Britain is about to be invaded – by a flotilla of rubber ducks!
For the past 15 years Seattle based Curtis Ebbesmeyer has been tracking nearly 30,000 plastic bath toys, known as Friendly Floatees, that were released into the Pacific Ocean when containers filled with the toys were washed off a cargo ship. The plastic ducks and other creatures have been voyaging en masse around the worlds’ seas and oceans ever since. This charming and surreal incident has proved invaluable to science.
Some of the bath toys, including red beavers, green frogs, blue turtles and the more famous yellow ducks, are expected to reach Britain after a journey of nearly 17,000 miles, having crossed the Arctic Ocean frozen into pack ice, bobbed the length of Greenland and been carried down the eastern seaboard of the United States.
Mr Ebbesmeyer has been tracking them using an ocean surface current model called the Ocean Surface Currents Simulation, created by himself and fellow oceanographer James Ingraham. The mass release of 29,000 objects into the ocean at one time offered significant advantages over the standard method of releasing 500–1000 drift bottles and was a glorious opportunity not to be missed.
Many were stranded as ocean currents took them through the Bering Strait, which divides Alaska from Russia. Mr Ebbesmeyer predicted that they would spend years trapped in the Arctic ice, moving at the rate of one mile a day towards the Atlantic. In 2000, eight years after their journey began, the ducks were reported in the North Atlantic. By now the ducks had been frozen in ice and defrosted, and their yellow colour bleached white by the elements. Sightings in the past two years have been scant, but oceanographers believe that their next port of call is southwest England, southern Ireland and western Scotland.
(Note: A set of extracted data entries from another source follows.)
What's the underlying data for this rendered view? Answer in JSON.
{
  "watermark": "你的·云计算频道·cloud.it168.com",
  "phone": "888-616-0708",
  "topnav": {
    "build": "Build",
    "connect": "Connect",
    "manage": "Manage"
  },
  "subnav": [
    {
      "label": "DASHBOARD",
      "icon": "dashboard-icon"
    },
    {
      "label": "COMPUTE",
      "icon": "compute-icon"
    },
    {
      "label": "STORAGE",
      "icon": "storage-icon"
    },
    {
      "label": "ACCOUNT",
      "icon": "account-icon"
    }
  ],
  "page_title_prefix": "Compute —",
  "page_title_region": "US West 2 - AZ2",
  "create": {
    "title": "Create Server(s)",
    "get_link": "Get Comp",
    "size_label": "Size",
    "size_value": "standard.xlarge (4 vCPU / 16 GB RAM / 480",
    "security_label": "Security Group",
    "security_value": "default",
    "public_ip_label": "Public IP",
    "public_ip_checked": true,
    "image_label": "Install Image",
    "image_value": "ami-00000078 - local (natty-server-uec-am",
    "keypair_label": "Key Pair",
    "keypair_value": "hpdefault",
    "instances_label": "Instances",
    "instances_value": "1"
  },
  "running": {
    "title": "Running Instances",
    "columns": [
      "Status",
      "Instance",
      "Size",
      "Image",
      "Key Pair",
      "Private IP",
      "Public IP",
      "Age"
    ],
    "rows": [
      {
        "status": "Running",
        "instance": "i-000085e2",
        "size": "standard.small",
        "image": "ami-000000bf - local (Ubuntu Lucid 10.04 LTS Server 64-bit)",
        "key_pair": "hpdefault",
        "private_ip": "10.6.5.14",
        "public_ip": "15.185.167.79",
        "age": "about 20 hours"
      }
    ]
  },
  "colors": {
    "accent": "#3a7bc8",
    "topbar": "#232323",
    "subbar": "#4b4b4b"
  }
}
Simon Boxall, of the National Oceanography Centre in Southampton, said that the ducks offered a great opportunity for climate change research. “They are a nice tracer for what the currents are doing as they travel around the world, and currents are what determines our climate, and cycles of carbon.
“I would ask holidaymakers to keep an eye out, as they might be very few and far between by now. It’s a real adventure story and the plastic should last 100 years, so we hope it will continue.”
Any beachcomber lucky enough to find one of the toys will be able to claim a $100 (£50) reward from the toys’ American distributor, First Years Inc; the ducks have also become collector’s items, changing hands for £500. I think the real value of these miniature plastic adventurers can’t be estimated – to science and as springboards to the imagination, at any rate. More uncomfortably, they also highlight the persistance of plastic in our environment – these harmless toys will be around in the world for as long as the children they were intended for.